Summary and Setup

Edit this page

Data Carpentry aims to teach researchers basic concepts, skills, and tools for working with data so they can get more done quickly and with less pain. This workshop uses Data Carpentry’s approach to teach data management and analysis for metagenomics research, including: best practices for the organization of bioinformatics projects and data, use of command-line utilities, use of command-line tools to analyze sequence quality, use of R studio and use of R libraries to compare diversity between samples, and connecting to and using cloud computing. This workshop is designed to be taught over two full days of instruction.
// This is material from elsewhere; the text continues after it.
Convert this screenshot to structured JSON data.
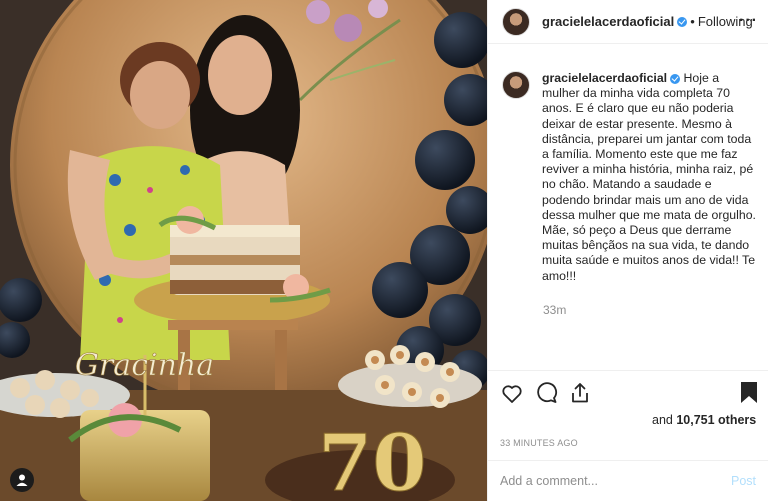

Would you be interested in teaching these materials? We have an Slack channel were we will be happy to help you!

Frequently Asked Questions

Read our FAQ to learn more about Data Carpentry’s Metagenomics workshop as an Instructor or a workshop host.

Getting Started

This lesson assumes that learners have no prior experience with the tools covered in the workshop.

However, learners are expected to have some familiarity with biological concepts, including the concept of DNA sequencing, nucleotide abbreviations, genome, microbiome, and taxonomy. Participants should bring their own laptops and plan to participate actively.

To get started, follow the directions in the Setup tab to get access to the required software and data for this workshop.

Data

This workshop uses data from the environmental experiment: Genomic adaptations in information processing underpins trophic strategy in a whole-ecosystem nutrient enrichment experiment, by Jordan G Okie et al. In this research, authors compared the differences between the microbial community in its natural, oligotrophic, phosphorus-deficient environment, a pond from the Cuatro Ciénegas Basin (CCB), and the same microbial community under a fertilization treatment.

All of the data used in this workshop can be downloaded from More information about this data is available on the Data page.

Workshop Overview

Lesson	Overview	Estimated time
Project Organization and Management	Learn how to structure your metadata, organize and document your metagenomics data and bioinformatics workflow, and access data on the NCBI sequence read archive (SRA) database.	1:30 hr
Introduction to the Command Line	Learn to navigate your file system, create, copy, move, and remove files and directories, and automate repetitive tasks using scripts and wildcards.	4:00 hr
Introduction to R	Use R studio to manage several data types and structures.	1:00 hr
Data Processing and Visualization for Metagenomics	Use command-line tools to perform quality control, metagenomic assembly, metagenomic binning, taxonomic assignment, and diversity exploration.	6:30 hr

Lessons Reference

The content of this page and three of the lessons presented in this workshop are adapted from lessons on the Data Carpentry Genomics Workshop.

Teaching Platform

This workshop is designed to be run on pre-imaged Amazon Web Services (AWS) instances. All the software and data used in the workshop are hosted on an Amazon Machine Image (AMI). If you want to run your instance of the server used for this workshop, follow the directions in the Setup tab.

Citation

Please cite as:

Claudia Zirión Martínez; Diego Garfias Gallegos; Tania Vanessa Arellano Fernández; Aarón Espinosa Jaime; Edder D Bustos Díaz; José Abel Lovaco Flores; Luis Gerardo Tejero Gómez; J Abraham Avelar Rivas; Nelly Sélem (March , 2023) A Data Carpentry- Style Metagenomics Workshop

In a Data Carpentry Workshop

This workshop is designed to be run on pre-imaged Amazon Web Services (AWS) instances (a computer with all the required programs and files to which you will have access from your computer). Except for a spreadsheet program and an internet browser, all of the command line software and data used in the workshop are hosted on an Amazon Machine Image (AMI). If you are signed up to take a Metagenomics Data Carpentry Workshop, you do not need to worry about setting up an AMI instance. The Carpentries staff will create an instance for you, which will be free. This setup is accurate for both self-organized and centrally-organized workshops. Your Instructor will provide instructions for connecting to the AMI instance at the workshop.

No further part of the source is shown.